Although B1 is presented as setting neutral, the first printing suggested locations for placing the module in the World of Greyhawk campaign setting (namely, Ratik, Tenh, and the Pale). This information was removed in subsequent printings.

==Plot summary==
Many years ago two wealthy adventurers, Rogahn the Fearless and Zelligar the Unknown, built a hidden complex known as the Caverns of Quasqueton. From this base, they conducted their affairs away from the prying eyes of civilization. While of questionable ethical standing, the two drove back a barbarian invasion and gained the support of locals. Eventually, they gathered their own army and went on an expedition against said enemies, where they met their demise.

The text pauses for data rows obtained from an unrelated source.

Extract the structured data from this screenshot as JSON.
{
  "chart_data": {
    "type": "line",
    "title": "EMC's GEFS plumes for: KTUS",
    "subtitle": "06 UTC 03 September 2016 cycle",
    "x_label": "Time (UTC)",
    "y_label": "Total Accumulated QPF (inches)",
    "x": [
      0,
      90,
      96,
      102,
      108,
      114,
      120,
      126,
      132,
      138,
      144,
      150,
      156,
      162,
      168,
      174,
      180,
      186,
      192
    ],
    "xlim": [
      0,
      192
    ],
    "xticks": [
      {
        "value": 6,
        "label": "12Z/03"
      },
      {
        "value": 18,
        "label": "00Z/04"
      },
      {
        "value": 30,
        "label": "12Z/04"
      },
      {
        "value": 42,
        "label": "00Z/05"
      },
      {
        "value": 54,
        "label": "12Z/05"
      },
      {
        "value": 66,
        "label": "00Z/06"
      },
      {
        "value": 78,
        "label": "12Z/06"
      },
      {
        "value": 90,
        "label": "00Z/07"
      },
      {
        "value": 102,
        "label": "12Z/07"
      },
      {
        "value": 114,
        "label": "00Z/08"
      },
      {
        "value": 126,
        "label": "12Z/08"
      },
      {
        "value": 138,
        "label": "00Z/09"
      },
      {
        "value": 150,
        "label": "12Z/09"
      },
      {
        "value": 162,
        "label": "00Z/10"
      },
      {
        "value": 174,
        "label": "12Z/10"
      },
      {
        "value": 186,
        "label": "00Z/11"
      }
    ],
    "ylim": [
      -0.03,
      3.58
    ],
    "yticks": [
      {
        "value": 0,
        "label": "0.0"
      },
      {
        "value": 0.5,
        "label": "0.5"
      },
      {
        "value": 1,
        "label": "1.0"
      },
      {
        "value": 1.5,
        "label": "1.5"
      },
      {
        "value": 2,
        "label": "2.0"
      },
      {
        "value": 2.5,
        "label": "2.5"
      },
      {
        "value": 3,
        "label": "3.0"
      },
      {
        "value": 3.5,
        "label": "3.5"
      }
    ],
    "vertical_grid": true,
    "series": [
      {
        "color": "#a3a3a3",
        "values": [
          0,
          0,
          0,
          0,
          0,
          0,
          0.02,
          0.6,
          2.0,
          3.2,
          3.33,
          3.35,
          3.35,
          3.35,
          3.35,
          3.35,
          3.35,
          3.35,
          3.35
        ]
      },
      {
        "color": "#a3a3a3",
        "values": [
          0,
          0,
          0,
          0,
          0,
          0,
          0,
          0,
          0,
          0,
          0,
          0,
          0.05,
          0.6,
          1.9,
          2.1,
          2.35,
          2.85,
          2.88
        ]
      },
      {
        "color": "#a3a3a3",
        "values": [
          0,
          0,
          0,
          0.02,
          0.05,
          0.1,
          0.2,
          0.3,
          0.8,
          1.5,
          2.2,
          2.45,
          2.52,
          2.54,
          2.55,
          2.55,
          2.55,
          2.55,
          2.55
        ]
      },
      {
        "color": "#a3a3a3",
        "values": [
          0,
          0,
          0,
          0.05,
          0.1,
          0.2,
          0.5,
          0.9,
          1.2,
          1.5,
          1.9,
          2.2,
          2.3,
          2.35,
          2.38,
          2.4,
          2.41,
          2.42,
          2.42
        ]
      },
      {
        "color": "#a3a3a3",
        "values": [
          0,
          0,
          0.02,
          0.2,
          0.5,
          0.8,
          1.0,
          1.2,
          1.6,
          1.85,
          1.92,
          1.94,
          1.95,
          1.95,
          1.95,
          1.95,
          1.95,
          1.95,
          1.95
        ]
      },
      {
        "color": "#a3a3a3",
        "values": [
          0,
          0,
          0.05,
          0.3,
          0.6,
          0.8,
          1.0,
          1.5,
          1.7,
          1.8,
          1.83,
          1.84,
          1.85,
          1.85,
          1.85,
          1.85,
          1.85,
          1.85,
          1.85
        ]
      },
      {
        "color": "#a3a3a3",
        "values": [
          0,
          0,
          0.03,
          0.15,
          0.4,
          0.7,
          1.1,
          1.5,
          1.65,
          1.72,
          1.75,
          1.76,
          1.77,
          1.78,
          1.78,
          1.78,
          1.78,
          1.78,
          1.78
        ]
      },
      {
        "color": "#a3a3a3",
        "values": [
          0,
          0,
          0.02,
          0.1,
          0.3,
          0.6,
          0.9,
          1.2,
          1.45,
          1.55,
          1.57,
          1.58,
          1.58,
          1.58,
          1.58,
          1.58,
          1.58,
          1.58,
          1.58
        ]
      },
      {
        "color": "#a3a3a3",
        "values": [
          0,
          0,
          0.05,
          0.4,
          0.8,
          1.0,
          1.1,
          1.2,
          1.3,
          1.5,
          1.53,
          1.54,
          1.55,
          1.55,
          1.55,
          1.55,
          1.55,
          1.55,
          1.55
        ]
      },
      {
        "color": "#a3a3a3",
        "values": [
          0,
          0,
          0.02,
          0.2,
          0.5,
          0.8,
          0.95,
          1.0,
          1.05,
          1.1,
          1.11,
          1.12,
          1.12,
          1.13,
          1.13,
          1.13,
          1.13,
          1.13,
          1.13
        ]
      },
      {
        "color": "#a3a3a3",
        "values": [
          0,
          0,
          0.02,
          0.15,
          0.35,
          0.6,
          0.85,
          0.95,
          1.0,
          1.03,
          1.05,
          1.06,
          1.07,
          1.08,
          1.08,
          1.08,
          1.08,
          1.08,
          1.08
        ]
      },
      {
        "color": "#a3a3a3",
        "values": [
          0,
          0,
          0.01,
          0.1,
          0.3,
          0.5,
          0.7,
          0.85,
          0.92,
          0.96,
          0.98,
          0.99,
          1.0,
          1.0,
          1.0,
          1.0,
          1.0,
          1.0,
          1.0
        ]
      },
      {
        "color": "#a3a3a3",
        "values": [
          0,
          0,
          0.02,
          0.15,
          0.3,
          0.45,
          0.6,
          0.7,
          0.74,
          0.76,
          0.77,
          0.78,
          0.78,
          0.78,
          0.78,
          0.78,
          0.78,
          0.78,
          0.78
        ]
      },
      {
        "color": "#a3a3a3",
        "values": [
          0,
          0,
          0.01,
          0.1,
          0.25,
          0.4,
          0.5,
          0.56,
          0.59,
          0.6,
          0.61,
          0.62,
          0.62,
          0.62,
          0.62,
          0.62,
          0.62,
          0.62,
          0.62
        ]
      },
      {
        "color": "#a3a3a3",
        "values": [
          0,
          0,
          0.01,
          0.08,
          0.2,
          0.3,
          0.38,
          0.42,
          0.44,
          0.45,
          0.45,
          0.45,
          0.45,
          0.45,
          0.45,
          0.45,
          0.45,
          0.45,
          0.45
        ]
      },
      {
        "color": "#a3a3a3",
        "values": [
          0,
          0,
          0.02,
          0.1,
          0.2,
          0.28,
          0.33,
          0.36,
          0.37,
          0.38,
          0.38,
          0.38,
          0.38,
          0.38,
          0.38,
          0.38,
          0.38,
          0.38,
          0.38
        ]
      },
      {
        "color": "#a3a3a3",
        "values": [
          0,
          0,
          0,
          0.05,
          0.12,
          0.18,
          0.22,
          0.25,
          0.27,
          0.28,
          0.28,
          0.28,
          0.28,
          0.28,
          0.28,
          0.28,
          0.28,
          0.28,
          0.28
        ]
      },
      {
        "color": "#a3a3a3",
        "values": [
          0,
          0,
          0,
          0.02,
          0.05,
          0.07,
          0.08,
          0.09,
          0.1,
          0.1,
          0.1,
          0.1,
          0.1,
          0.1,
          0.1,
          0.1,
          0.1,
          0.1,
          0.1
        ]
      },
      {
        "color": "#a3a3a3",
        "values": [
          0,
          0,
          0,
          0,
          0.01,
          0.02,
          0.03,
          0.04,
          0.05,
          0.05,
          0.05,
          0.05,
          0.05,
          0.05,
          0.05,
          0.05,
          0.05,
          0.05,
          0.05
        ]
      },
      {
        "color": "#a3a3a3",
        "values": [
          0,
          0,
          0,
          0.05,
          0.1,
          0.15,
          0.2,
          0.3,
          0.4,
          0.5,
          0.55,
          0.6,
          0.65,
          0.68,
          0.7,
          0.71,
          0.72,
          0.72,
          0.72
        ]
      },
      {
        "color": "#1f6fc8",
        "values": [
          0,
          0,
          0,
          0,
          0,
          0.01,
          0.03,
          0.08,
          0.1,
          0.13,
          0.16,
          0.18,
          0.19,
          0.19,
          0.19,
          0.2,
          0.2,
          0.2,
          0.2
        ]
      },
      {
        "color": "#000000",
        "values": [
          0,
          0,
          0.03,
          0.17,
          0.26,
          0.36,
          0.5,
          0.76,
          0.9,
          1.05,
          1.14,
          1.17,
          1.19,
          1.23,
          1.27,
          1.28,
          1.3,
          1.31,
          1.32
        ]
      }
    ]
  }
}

The player characters (PCs) enter the story at this point, hearing a variety of rumors provided in the module. Each PC knows one or more of the stories although the veracity of them is somewhat questionable. The rumors mostly involve a great treasure hidden somewhere in the Caverns of Quasqueton, which the PCs can enter from a cave-like opening.

A variety of monsters wander through the finished upper level of the dungeon including orcs, troglodytes, and giant rats. The DM checks periodically to see if the group encounters these menaces in addition to the dangers in each individual room. Most of the rooms come with blank spots where the DM fills in whatever monster or treasure is most suitable for their campaign.

The finished upper level served as a home for Rogahn and Zelligar and contains much of their personal possessions. A number of traps await an unwary group. Some of these rooms include an area filled with pools (some hazardous and others not) and a wizard's laboratory.

The randomly generated monsters in the lower, unfinished level differ from those above and include zombies and goblins. Some of the pre-filled rooms on this level include a museum, an arena, and grand cavern, but many of the caves on this level include no description at all and the DM must devise contents for these areas.

The end of the module includes a list of foes and treasure for the group to fight and find. It also includes a list of characters of various classes the group might encounter while exploring the dungeon. Also included are a number of pre-generated characters the group might use to play through the adventure.

==Reception==
With its simple, straightforward plot and design, In Search of the Unknown was regarded as a good introduction to running the D&D game.

Don Turnbull reviewed In Search of the Unknown in issue No. 13 of the magazine White Dwarf (June/July 1979), and gave the module a rating of 9 out of 10. He compared this module to Against the Giants and Descent into the Depths of the Earth, complimenting In Search of the Unknowns "excellent format, for instance, and the comprehensive way in which the scenario is introduced. TSR's high quality has not been in any way compromised." Turnbull criticized the module's use of Roman numerals as references, stating that ordinary numerals do the job much better.

The module was reviewed in Shadis magazine in 1996.

Ken Denmead of Wired listed the module as one of the "Top 10 D&D Modules I Found in Storage This Weekend". According to Denmead, the module is "a classic dungeon crawl for beginning characters".

John Sprunk of Black Gate commented on his recollections of the adventure, as part of the basic D&D box set: "I was hooked from the start, controlling this awesome new game that stretched our imaginations. Even though it’s been more than thirty years, I still remember the cool tricks and traps. Especially the chamber of pools, the teleportation rooms, and the young red dragon I placed in one of the dungeon storerooms just for fun." Commenting on In Search of the Unknown in Black Gate, James Maliszewski said "It held my hand just enough to teach me what dungeon maps should look like and how to stock them. In this purpose, I think it's unsurpassed, which is why I think it a shame that later versions of the Basic Set (both the version I owned and the later 1981 edition) included The Keep on the Borderlands instead. That's no knock against module B2, which is a classic in its own right, but it's not very good as a tutorial for tyros."